$\DeclareMathOperator{\Ker}{Ker}$ Hopefully this question won't be too vague, naive, or have incorrect information.
I am taking an algebra class (using Robert Ash's algebra text) and we have finished the first groups theory sections and I have been looking it over, especially the isomorphism theorems and kernels/normal subgroups. It just so happens that I started reading a paper a little before I started looking over the group which defines kernels of a function in a different way than it is defined in group theory.
First we will define the kernel in the paper. Let $f:S \to U$ be a function and $\Ker f$ will be the partition induced on $S$ by the equivalence relation $\sim$ defined by $a \sim b \iff f(a)=f(b)$. Unless I am mistaken, $\Ker f$ where $f$ is a group homomorphism $G \to H$ is the set $G/\ker f$ (I am pretty sure you can actually use any element of $\Ker f$ as the quotient). In my mind, $\Ker$ seems like a more natural concept to come up with and "more directly" explains the first isomorphism theorem, at least at first blush. By "more directly" I guess I mean you don't have to pass through defining normal subgroups, the typical group kernel, or even cosets.
Is there a reason why the concept of $\ker$ seems to be favored more than $\Ker$?

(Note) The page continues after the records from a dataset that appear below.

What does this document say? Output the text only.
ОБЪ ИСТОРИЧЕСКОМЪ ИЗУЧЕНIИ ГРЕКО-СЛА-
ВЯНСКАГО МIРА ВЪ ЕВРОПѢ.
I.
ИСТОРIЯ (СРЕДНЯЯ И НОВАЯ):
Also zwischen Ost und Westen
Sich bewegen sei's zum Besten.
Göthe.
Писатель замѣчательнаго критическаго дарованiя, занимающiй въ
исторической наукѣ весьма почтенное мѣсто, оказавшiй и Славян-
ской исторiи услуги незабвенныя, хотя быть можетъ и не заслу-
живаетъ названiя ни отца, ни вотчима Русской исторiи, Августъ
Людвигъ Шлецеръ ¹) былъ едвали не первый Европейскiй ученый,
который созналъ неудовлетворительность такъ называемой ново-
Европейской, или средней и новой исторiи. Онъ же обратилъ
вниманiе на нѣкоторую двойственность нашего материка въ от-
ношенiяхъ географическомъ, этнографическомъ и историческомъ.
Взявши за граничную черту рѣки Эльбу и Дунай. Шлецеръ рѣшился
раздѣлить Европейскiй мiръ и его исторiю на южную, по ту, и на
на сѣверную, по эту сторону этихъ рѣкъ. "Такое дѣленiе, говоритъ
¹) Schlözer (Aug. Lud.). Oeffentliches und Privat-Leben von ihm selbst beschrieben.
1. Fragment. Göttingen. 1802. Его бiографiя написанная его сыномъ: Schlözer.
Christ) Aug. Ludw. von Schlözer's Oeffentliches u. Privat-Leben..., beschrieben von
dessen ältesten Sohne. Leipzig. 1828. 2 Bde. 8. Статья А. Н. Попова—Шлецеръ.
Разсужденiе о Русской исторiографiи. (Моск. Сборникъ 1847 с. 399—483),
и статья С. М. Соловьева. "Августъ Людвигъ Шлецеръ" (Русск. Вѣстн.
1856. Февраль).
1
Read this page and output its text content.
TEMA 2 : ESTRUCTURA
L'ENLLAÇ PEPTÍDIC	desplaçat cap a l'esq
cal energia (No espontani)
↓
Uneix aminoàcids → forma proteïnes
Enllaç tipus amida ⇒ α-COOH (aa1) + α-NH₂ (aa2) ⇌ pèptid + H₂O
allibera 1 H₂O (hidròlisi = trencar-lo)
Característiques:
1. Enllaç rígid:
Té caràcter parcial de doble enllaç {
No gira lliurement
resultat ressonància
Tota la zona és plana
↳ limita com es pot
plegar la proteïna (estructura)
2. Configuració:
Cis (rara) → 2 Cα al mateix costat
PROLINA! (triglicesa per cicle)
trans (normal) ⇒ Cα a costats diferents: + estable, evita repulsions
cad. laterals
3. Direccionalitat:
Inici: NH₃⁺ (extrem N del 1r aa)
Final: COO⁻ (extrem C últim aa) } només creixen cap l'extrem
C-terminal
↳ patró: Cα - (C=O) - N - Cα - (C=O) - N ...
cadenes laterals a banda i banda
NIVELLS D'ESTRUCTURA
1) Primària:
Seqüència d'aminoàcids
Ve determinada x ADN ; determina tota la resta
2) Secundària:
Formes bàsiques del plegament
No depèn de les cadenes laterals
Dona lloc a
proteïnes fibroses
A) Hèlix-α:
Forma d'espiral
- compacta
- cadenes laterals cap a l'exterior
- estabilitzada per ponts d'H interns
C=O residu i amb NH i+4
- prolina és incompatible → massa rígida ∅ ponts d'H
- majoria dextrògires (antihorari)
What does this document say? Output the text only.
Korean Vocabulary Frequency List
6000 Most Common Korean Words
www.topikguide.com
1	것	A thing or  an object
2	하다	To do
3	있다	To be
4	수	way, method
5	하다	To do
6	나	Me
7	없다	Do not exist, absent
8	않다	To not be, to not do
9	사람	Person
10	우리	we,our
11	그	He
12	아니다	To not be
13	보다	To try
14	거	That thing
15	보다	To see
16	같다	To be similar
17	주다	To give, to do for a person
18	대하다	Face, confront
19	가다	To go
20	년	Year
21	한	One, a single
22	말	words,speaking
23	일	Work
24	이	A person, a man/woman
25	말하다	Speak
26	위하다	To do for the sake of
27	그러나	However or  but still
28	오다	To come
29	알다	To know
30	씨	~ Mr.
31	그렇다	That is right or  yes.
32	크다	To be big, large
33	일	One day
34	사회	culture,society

In an attempt to think of why I came up with a few potential things, but not sure how valid they are. One is that you don't need to develop cosets for this and cosets are more useful than just objects for quotient group, but I suspect from the concept of $\Ker$ one could better motivate looking at cosets (although I am not sure how). Another thought I have is that maybe notationally and conceptually it becomes more useful to think of $G/N$, especially when you are given a normal subgroup or need to remove/preserve some properties. Then again I feel like $\Ker$ could motivate those concepts, so I am not sure if these are great arguments against $\Ker$.